St Joseph’s, which charges about $50,000 a year for boarding students has about 150 boarders among its year 12 cohort. The Sydney Morning Herald, which broke the story, reports that 4 per cent of St Joseph’s students are Indigenous.

As yet, only those aged from 40-60 are officially eligible to receive the Pfizer shot in NSW. Other priority groups include people working in health or quarantine frontlines, those with disabilities and household contacts, and Indigenous people aged over 16.

Across Australia, only one in three aged-care staff have been vaccinated against the virus, despite becoming eligible in the first phase of the program, which started in late February.

The entire workforce was meant to be vaccinated by April.

An unvaccinated worker is believed to have brought the virus into a SummitCare home at Baulkham Hills, in Sydney’s north-west.

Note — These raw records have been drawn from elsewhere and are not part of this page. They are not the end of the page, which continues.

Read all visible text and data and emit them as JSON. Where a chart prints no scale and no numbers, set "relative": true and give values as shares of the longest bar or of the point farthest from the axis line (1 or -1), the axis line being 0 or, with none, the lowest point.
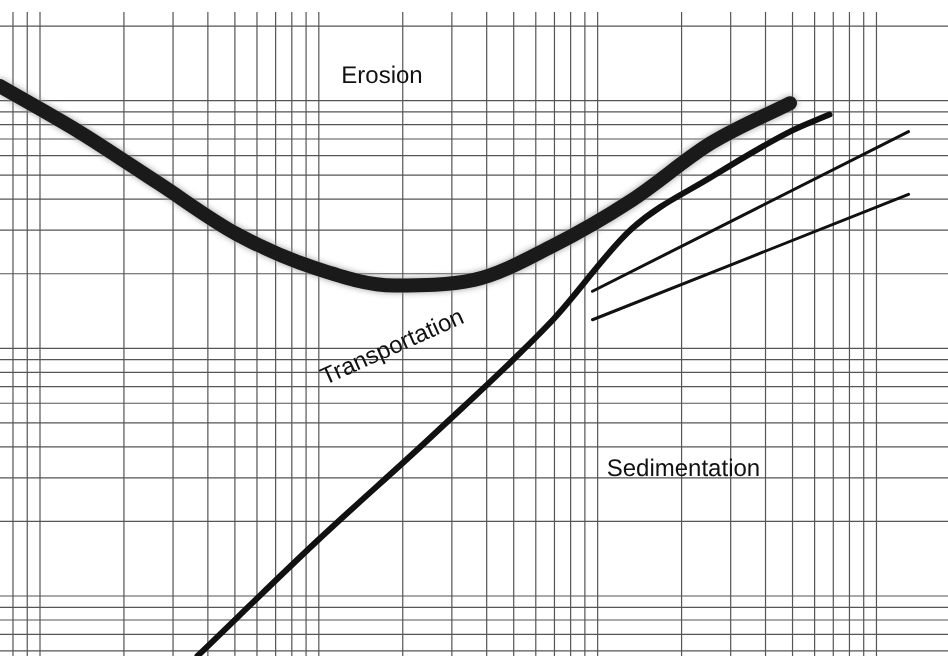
{
  "chart_data": {
    "type": "line",
    "relative": true,
    "grid": true,
    "legend": false,
    "marker": "none",
    "line_style": "solid",
    "categories": [
      null,
      null,
      null,
      null,
      null,
      null,
      null,
      null,
      null,
      null,
      null,
      null,
      null,
      null,
      null,
      null,
      null,
      null,
      null,
      null,
      null,
      null,
      null,
      null,
      null
    ],
    "series": [
      {
        "color": "#1a1a1a",
        "values": [
          1,
          null,
          0.92,
          null,
          0.83,
          null,
          0.74,
          null,
          0.68,
          null,
          0.65,
          null,
          0.66,
          null,
          0.72,
          null,
          0.8,
          null,
          0.9,
          null,
          0.97,
          null,
          null,
          null,
          null
        ]
      },
      {
        "color": "#111111",
        "values": [
          null,
          null,
          null,
          null,
          null,
          0,
          null,
          null,
          0.2,
          null,
          null,
          0.39,
          null,
          null,
          0.59,
          null,
          0.75,
          null,
          0.84,
          null,
          0.92,
          0.95,
          null,
          null,
          null
        ]
      },
      {
        "color": "#111111",
        "values": [
          null,
          null,
          null,
          null,
          null,
          null,
          null,
          null,
          null,
          null,
          null,
          null,
          null,
          null,
          null,
          0.64,
          null,
          null,
          null,
          null,
          null,
          null,
          null,
          0.92,
          null
        ]
      },
      {
        "color": "#111111",
        "values": [
          null,
          null,
          null,
          null,
          null,
          null,
          null,
          null,
          null,
          null,
          null,
          null,
          null,
          null,
          null,
          0.59,
          null,
          null,
          null,
          null,
          null,
          null,
          null,
          0.81,
          null
        ]
      }
    ],
    "annotations": [
      "Erosion",
      "Transportation",
      "Sedimentation"
    ]
  }
}
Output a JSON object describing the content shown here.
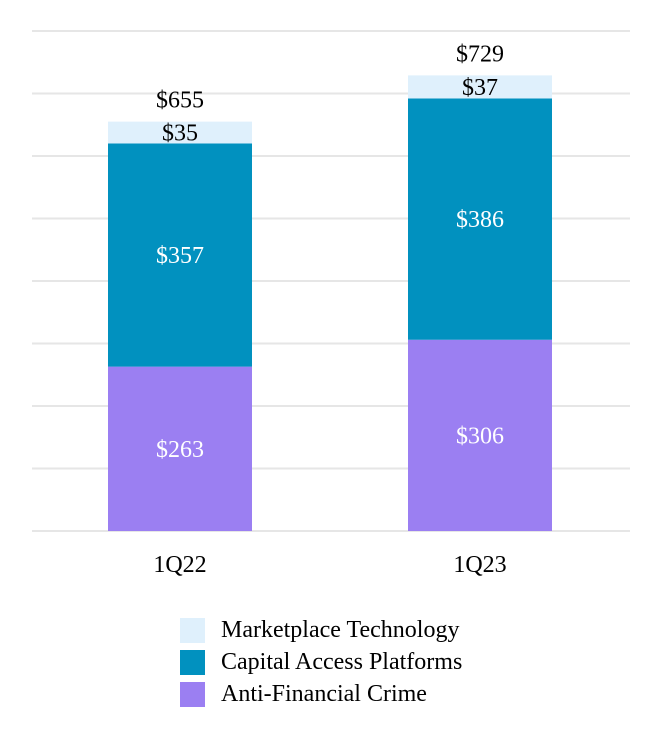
{
  "chart_data": {
    "type": "bar",
    "stacked": true,
    "categories": [
      "1Q22",
      "1Q23"
    ],
    "series": [
      {
        "name": "Anti-Financial Crime",
        "values": [
          263,
          306
        ],
        "labels": [
          "$263",
          "$306"
        ],
        "color": "#9b7ff2",
        "label_color": "#ffffff"
      },
      {
        "name": "Capital Access Platforms",
        "values": [
          357,
          386
        ],
        "labels": [
          "$357",
          "$386"
        ],
        "color": "#0191bf",
        "label_color": "#ffffff"
      },
      {
        "name": "Marketplace Technology",
        "values": [
          35,
          37
        ],
        "labels": [
          "$35",
          "$37"
        ],
        "color": "#dff0fc",
        "label_color": "#000000"
      }
    ],
    "totals": [
      655,
      729
    ],
    "total_labels": [
      "$655",
      "$729"
    ],
    "title": "",
    "xlabel": "",
    "ylabel": "",
    "ylim": [
      0,
      800
    ],
    "grid": true,
    "legend_position": "bottom-center"
  }
}
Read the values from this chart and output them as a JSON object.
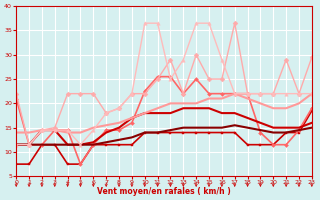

There are now five infected residents – all but one of whom has been vaccinated – and three infected staff in that cluster.

Lieutenant General John Frewen acknowledged aged-care staff were a critical workforce and said they were being treated as an absolute priority.

“We are accelerating efforts to get those aged care workers vaccinated,” he told the ABC on Tuesday.

“They are at about 36 per cent now, which is actually above the broader national average, so progress is being made.”

Early in the vaccine rollout, the federal government decided to prioritise aged-care residents over staff, considering them the most vulnerable.

“Hindsight is a wonderful thing,” Lieutenant-General Frewen said.

The strategy was supposedly designed to guard against workforce shortages, should staff develop vaccine side effects and call in sick.

Vaccines will be mandatory for residential aged care staff from mid-September.